Larue, a schizophrenic young man with compulsive reading syndrome, is released from a New York hospital thanks to budget cuts and overcrowding. He shacks up at the Love Hotel and the insanity escalates from there. Dr. Noguchi, the chief psychiatrist at the hospital and a pigtailed sexual surrogate therapist in training (played by Kerri Kenney) are trying to track down an escaped Tremataurus Cycloptus, a giant one-eyed prehistoric flatworm recently discovered in Mexico and now on the loose spreading an incurable flesh deforming disease which the horny doctor believes will make him immortal... transforming him into a love god. Larue meets his new neighbors, the crime-scene-cleaning mother daughter duo (mom is obsessive in her cleaning and the daughter is a mute who has the hots for Larue) and his soon-to-be new roommate, a ski-mask-wearing man with Tourettes Syndrome.

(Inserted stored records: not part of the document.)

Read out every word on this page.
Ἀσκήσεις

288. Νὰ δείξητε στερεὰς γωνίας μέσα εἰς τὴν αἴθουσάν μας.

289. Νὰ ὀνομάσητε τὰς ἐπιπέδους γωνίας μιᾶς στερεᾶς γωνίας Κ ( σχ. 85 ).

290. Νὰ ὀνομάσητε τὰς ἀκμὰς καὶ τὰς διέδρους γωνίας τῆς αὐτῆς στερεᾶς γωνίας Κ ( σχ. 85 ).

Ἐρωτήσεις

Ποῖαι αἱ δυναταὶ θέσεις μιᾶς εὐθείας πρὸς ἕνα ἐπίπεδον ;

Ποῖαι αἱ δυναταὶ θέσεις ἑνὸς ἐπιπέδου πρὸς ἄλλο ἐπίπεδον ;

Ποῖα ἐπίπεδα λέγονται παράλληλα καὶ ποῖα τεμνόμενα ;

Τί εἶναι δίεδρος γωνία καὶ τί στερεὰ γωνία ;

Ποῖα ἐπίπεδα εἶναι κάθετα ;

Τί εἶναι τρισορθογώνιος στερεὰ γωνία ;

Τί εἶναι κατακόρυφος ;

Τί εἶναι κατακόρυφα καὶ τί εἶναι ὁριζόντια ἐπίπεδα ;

There’s also a blue-painted self-mutilating schizophrenic prostitute named Kathleen who believes herself to be Kali and slaughters people as sacrifice to Shiva... she’s my favorite. All these chaotic characters come together thanks to the exploits of the weirdo eye monster running around the streets of New York, attracted to shiny objects. If my above wording made this sound like a cohesive film, I apologize. This movie is an exhausting mess but that’s exactly what it’s going for. Chewed-bubblegum sculpting, the anal birth of a worm monster and an attempted rendezvous with prostitutes in the uncleaned crime scene of Kali’s handiwork ring like hellish bells as you take a journey down one fucked up rabbit hole. The lack of establishing shots and abuse of closeups further throws you off your feet. Think one of those rage monkeys from 28 Days Later with severe ADD and you’ll be close to what the experience is like. There’s nothing quite like it and I feel we should be thankful for that.